Kameel Ahmady, an anthropologist, was given a nine-year sentence for “working for a hostile government” and had been held in the notorious Evin prison before being placed under house arrest.
He told Channel 4 News he managed to leave Iran while awaiting a court appearance and described the harrowing conditions he experienced while in solitary confinement at the jail, which holds the country’s so-called political prisoners.
Nazanin Zaghari-Ratcliffe and British-Australian academic Kylie Moore-Gilbert have both also been held at the prison.
In a post on his Facebook, he said fled the country in late December 2020.
"Eventually, in a bitterly cold, dark night, I embarked on a journey.
"Every hour of that unforgettable night, with every path that opened before me through the tough route, I wondered whether there are any roads more impassable than prejudice, ignorance, tyranny and isolation from the rest of the world," the post said.

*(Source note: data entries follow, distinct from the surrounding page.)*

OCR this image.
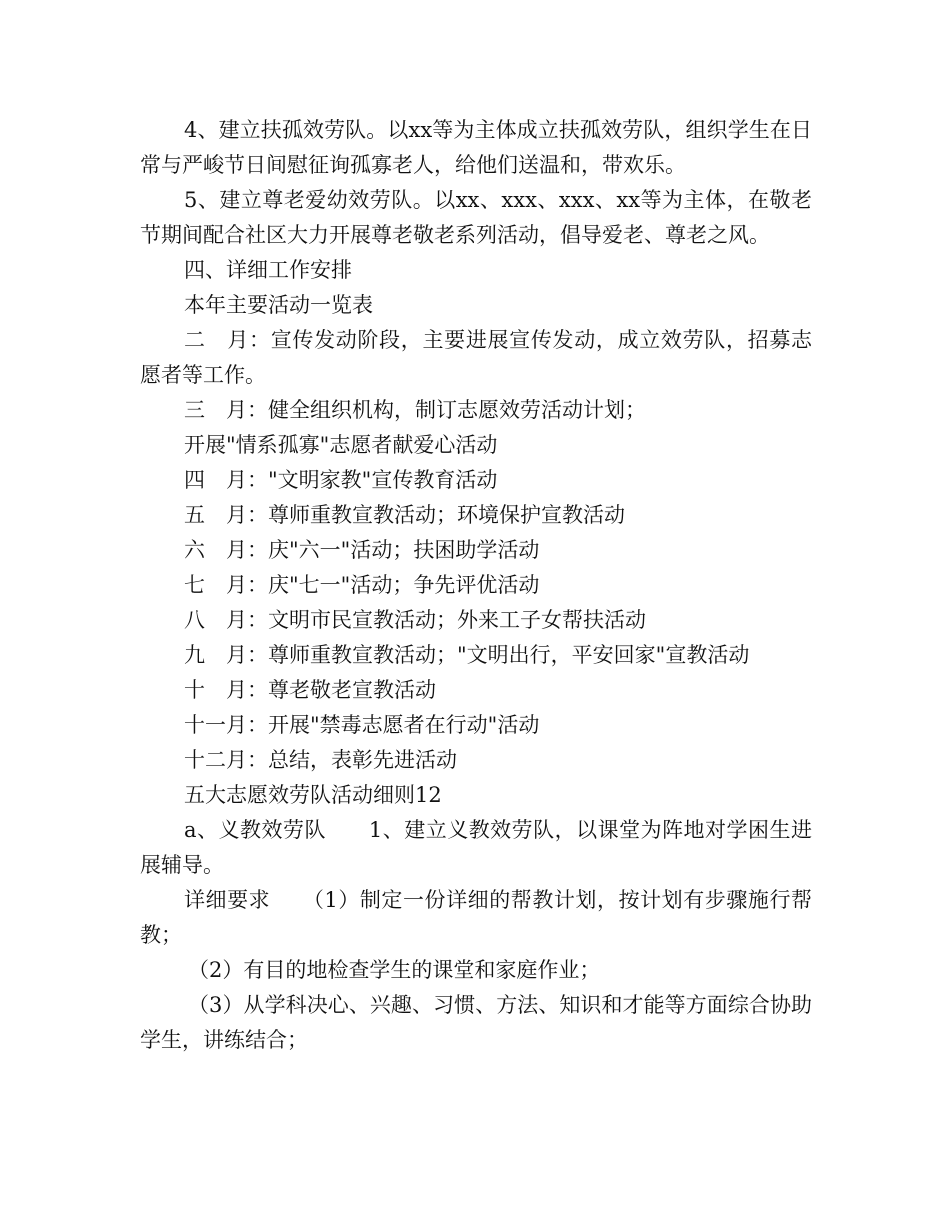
4、建立扶孤效劳队。以xx等为主体成立扶孤效劳队，组织学生在日常与严峻节日间慰征询孤寡老人，给他们送温和，带欢乐。

5、建立尊老爱幼效劳队。以xx、xxx、xxx、xx等为主体，在敬老节期间配合社区大力开展尊老敬老系列活动，倡导爱老、尊老之风。

四、详细工作安排

本年主要活动一览表

二　月：宣传发动阶段，主要进展宣传发动，成立效劳队，招募志愿者等工作。

三　月：健全组织机构，制订志愿效劳活动计划；

开展"情系孤寡"志愿者献爱心活动

四　月："文明家教"宣传教育活动

五　月：尊师重教宣教活动；环境保护宣教活动

六　月：庆"六一"活动；扶困助学活动

七　月：庆"七一"活动；争先评优活动

八　月：文明市民宣教活动；外来工子女帮扶活动

九　月：尊师重教宣教活动；"文明出行，平安回家"宣教活动

十　月：尊老敬老宣教活动

十一月：开展"禁毒志愿者在行动"活动

十二月：总结，表彰先进活动

五大志愿效劳队活动细则12

a、义教效劳队　　1、建立义教效劳队，以课堂为阵地对学困生进展辅导。

详细要求　　（1）制定一份详细的帮教计划，按计划有步骤施行帮教；

（2）有目的地检查学生的课堂和家庭作业；

（3）从学科决心、兴趣、习惯、方法、知识和才能等方面综合协助学生，讲练结合；
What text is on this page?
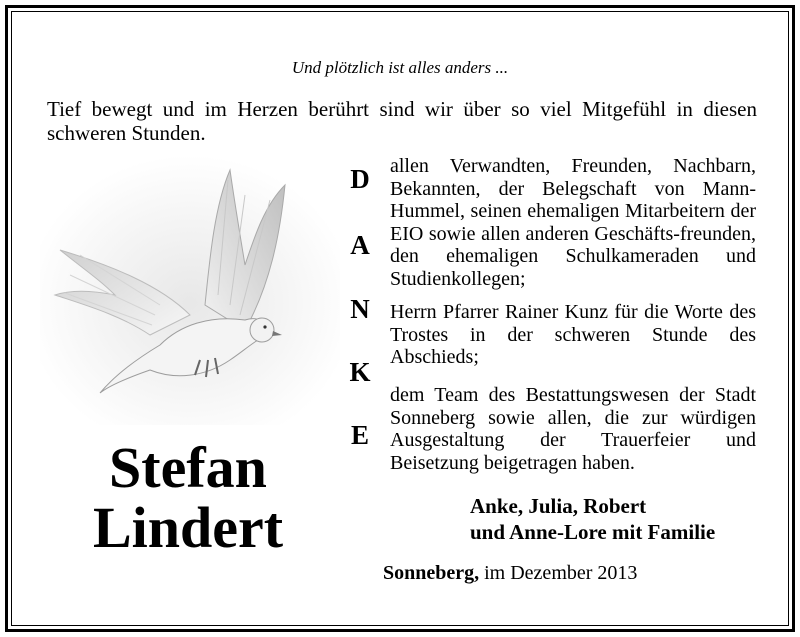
Und plötzlich ist alles anders ...
Tief bewegt und im Herzen berührt sind wir über so viel Mitgefühl in diesen schweren Stunden.
Stefan
Lindert
D
A
N
K
E
allen Verwandten, Freunden, Nachbarn, Bekannten, der Belegschaft von Mann-Hummel, seinen ehemaligen Mitarbeitern der EIO sowie allen anderen Geschäfts-freunden, den ehemaligen Schulkameraden und Studienkollegen;
Herrn Pfarrer Rainer Kunz für die Worte des Trostes in der schweren Stunde des Abschieds;
dem Team des Bestattungswesen der Stadt Sonneberg sowie allen, die zur würdigen Ausgestaltung der Trauerfeier und Beisetzung beigetragen haben.
Anke, Julia, Robert
und Anne-Lore mit Familie
Sonneberg, im Dezember 2013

Speaking to Channel 4, in an interview to be broadcast on Wednesday evening, he said: “I went to court. Again, I had this understanding the judge had no power over the security services and a few weeks later I received nine years and three months.
“With a simple calculation I just realised my son would be near to 15-years-old. Where was I in these 10 years? In Evin. He would have just been a boy coming to see me for half an hour every two weeks, over the phone, no emotional connection whatsoever.
“Taking all this into account, I come to this decision that I would really need to go, even though it would be very dangerous for me to act on it, and if I fail it would be even worse. But then I made a decision and I escaped.”
He said he feels his return to the UK is like “coming back home to my other home” having been “forced out of a place that I thought I could make a difference”.
Mr Ahmady, who undertook the first study of female genital mutilation in Iran, said he was held for 100 days in solitary confinement in Evin prison, to the north of Tehran.
Describing the conditions, he told the broadcaster: “You are blindfolded at all times, even in the first or second week of your interrogation, and then finally they will ease it down a little bit.
“You are basically pushed into a room and then you hear the guards are closing or locking the door, and then someone will tell you behind the door that you can lift your blindfold.
“So, when you lift it up, I saw a small room – it was almost like a grave – and you can’t walk on it, you can’t do anything apart from either sitting down or standing up or lying down.”